Brutti tempi per i giornalisti

Mala tempora currunt. Per tutti. Per i cittadini, i contribuenti, per le famiglie, per i pensionati, per i giovani. Per i giornalisti, aggiungiamo questa volta. In Italia la crisi dell’editoria sta falcidiando le redazioni, affossando nei debiti l’istituto di previdenza con il ricorso alla cassa integrazione e alle ristrutturazioni: da Rcs, al Sole 24, da Repubblica alla Stampa. Stretta nel giornalismo anglosassone, una volta patria della libertà di stampa. In Inghilterra la Regina Elisabetta sta varando una “Royal Charter” che in pratica sancisce un giro di vite nei confronti dei giornali scandalistici che finora l’avevano fatta franca a causa dell’inefficace “Press Complaints Commission”. Per le porcherie di qualche gruppo, a partire da quelli del magnate australiano Rupert Murdock (tipo intercettazioni illegali che portarono alla chiusura del News of the World, bustarelle, copertura di un funzionario pedofilo alla Bbc), pagheranno tutti.

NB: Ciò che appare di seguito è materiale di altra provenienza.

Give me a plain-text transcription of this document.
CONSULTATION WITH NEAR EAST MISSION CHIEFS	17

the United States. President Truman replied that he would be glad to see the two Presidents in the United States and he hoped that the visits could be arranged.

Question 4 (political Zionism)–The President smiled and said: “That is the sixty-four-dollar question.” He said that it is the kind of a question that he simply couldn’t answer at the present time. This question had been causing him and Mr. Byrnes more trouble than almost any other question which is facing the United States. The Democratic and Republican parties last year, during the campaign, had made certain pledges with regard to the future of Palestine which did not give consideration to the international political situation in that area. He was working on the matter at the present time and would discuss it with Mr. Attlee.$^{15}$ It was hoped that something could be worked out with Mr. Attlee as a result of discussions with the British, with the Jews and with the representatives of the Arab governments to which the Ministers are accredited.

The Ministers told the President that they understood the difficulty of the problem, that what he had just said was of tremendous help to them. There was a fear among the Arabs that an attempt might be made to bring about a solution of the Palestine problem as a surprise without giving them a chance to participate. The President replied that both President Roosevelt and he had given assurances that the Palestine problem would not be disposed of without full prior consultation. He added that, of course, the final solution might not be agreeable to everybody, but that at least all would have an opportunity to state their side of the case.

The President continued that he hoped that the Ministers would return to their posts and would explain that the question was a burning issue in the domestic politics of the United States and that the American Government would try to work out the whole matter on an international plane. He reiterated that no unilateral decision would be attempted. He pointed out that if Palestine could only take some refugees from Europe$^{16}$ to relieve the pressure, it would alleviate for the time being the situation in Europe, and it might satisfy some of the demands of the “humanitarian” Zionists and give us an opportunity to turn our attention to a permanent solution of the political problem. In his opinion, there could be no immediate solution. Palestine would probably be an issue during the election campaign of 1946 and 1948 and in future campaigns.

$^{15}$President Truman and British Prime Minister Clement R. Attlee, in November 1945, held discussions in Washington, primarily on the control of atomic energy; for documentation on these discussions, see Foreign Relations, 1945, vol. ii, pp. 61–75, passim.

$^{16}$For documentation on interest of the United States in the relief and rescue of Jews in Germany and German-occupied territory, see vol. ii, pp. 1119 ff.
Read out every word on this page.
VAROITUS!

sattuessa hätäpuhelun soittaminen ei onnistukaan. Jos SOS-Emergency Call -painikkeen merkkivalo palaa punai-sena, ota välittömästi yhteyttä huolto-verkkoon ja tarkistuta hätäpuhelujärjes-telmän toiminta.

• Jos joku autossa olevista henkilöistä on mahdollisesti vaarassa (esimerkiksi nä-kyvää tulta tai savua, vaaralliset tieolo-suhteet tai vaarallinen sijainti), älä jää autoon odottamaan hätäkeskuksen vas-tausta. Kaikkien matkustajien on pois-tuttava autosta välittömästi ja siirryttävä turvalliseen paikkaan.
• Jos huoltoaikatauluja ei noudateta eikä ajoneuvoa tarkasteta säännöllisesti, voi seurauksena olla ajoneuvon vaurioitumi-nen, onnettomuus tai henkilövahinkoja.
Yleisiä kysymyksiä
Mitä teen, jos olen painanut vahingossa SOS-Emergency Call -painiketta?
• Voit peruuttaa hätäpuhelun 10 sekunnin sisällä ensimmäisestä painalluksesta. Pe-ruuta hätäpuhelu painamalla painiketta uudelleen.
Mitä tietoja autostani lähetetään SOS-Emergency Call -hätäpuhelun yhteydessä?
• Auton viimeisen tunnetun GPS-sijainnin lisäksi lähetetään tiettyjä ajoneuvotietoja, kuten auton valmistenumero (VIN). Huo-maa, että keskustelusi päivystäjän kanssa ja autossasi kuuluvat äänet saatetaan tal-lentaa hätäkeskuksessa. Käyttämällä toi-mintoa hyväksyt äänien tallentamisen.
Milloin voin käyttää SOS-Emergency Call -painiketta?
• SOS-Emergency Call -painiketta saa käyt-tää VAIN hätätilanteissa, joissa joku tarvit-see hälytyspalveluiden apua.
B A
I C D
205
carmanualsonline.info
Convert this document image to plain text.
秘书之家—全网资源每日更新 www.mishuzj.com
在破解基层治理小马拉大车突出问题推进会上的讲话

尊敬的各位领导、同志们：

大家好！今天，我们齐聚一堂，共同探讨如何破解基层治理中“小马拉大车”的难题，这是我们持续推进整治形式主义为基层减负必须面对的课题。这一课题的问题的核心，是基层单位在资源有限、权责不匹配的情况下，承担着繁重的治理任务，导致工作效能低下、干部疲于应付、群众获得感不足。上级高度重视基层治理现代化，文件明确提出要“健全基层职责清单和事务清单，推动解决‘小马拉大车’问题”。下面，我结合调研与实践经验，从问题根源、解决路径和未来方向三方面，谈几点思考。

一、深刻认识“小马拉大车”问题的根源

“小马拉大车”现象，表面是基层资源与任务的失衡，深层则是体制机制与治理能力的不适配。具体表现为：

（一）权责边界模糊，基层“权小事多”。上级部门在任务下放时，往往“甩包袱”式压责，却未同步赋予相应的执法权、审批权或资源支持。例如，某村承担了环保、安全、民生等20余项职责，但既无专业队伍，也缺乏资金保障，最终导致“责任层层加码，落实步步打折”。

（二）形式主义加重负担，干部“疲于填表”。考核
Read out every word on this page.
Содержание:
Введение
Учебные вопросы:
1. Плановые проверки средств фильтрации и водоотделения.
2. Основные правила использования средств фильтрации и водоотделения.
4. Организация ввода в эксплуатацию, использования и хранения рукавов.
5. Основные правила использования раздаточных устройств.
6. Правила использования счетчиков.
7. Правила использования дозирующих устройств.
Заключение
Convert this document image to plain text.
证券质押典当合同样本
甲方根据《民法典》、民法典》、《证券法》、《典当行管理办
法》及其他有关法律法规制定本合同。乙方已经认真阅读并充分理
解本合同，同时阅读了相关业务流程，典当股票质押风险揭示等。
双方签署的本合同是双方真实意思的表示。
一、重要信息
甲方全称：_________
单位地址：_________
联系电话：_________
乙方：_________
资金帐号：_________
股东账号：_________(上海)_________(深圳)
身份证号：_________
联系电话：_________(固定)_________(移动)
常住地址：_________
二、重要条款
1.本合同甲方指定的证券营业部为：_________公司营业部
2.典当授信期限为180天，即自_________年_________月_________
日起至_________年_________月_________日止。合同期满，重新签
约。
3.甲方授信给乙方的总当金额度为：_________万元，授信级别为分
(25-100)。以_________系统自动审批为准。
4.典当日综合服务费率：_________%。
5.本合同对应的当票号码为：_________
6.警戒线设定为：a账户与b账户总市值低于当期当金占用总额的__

La nuova autorità indipendente di autoregolamentazione avrà enormi poteri: anche quello di ordinare di mettere in prima pagina e in risalto le scuse e di imporre multe fino ad un milione di sterline. In America si allarga la piattaforma di quotidiani che introducono un accesso a pagamento ("paywall") per tutti i lettori che consultano i siti. La buona informazione, dicono, costa, riecheggiando l’espressione dell’economista Milton Friedman «nessun pasto è gratis». Colpisce in Italia l’irrigidimento della vertenza al gruppo Rcs: tagli, vendite di settimanali, piani di ristrutturazione capestro. Per due giorni (ieri e oggi) i lettori non hanno trovato il Corriere della sera in edicola. Per uno sciopero deciso dal Comitato di redazione che aveva avuto il mandato di dieci giornate di protesta da una serie di assemblee durante le quali erano state vagliate le ipotesi che i vertici aziendali stavano maturando. Sono seguiti mesi di tensione con voci che si accavallano senza che le rigide posizioni del nuovo amministratore delegato, annunciate fin dal suo insediamento, abbiano avuto una revisione a seguito delle argomentazioni portate dai giornalisti e dai poligrafici. La proposta definitiva della direzione aziendale prima del Consiglio di amministrazione non sembra avere senso logico, economico e giornalistico.

È difficile comprendere le finalità di ridurre di 110 giornalisti l’organico di 355, di tagliare parti rilevanti delle retribuzioni effettive, ridurre le pagine, vendere alcune sedi ( non è ancora scongiurata l’ipotesi di vendere la sede di via Solferino dove hanno lavorato alcuni dei più grandi direttori come Albertini e Montanelli o inviati di fama internazionale da Luigi Barzini a Paolo Monelli, da Egisto Corradi a Mario Cervi, da Orio Vergani a Dino Buzzati, da Roberto Gervaso a Gianfranco Piazzesi, da Gaspare Barbiellini Amidi ad Alberto Cavallari, da Walter Tobagi a Giuliano Zincone). Scrive il cdr: «Meno giornalisti, meno risorse significano semplicemente un Corriere meno autorevole e meno autonomo. Il piano dell’azienda sfigura il primo quotidiano italiano e appare suicida visto che il Corriere presenta tuttora i conti in attivo. Il cdr ha sempre accettato di discutere con l’azienda come razionalizzare i costi e aumentare i ricavi». Altri sono gli errori commessi come l’acquisto del gruppo spagnolo Recoletos che ha causato centinaia di milioni di debiti. Brutti tempi per i giornalisti ma brutto giornalismo militante quello praticato da Lucia Annunziata sulla Terza Rete che pur scusandosi ha ribadito il suo giudizio negativo sugli esponenti del secondo partito più votato nelle ultime elezioni, senza essere sanzionata dal vertice di viale Mazzini.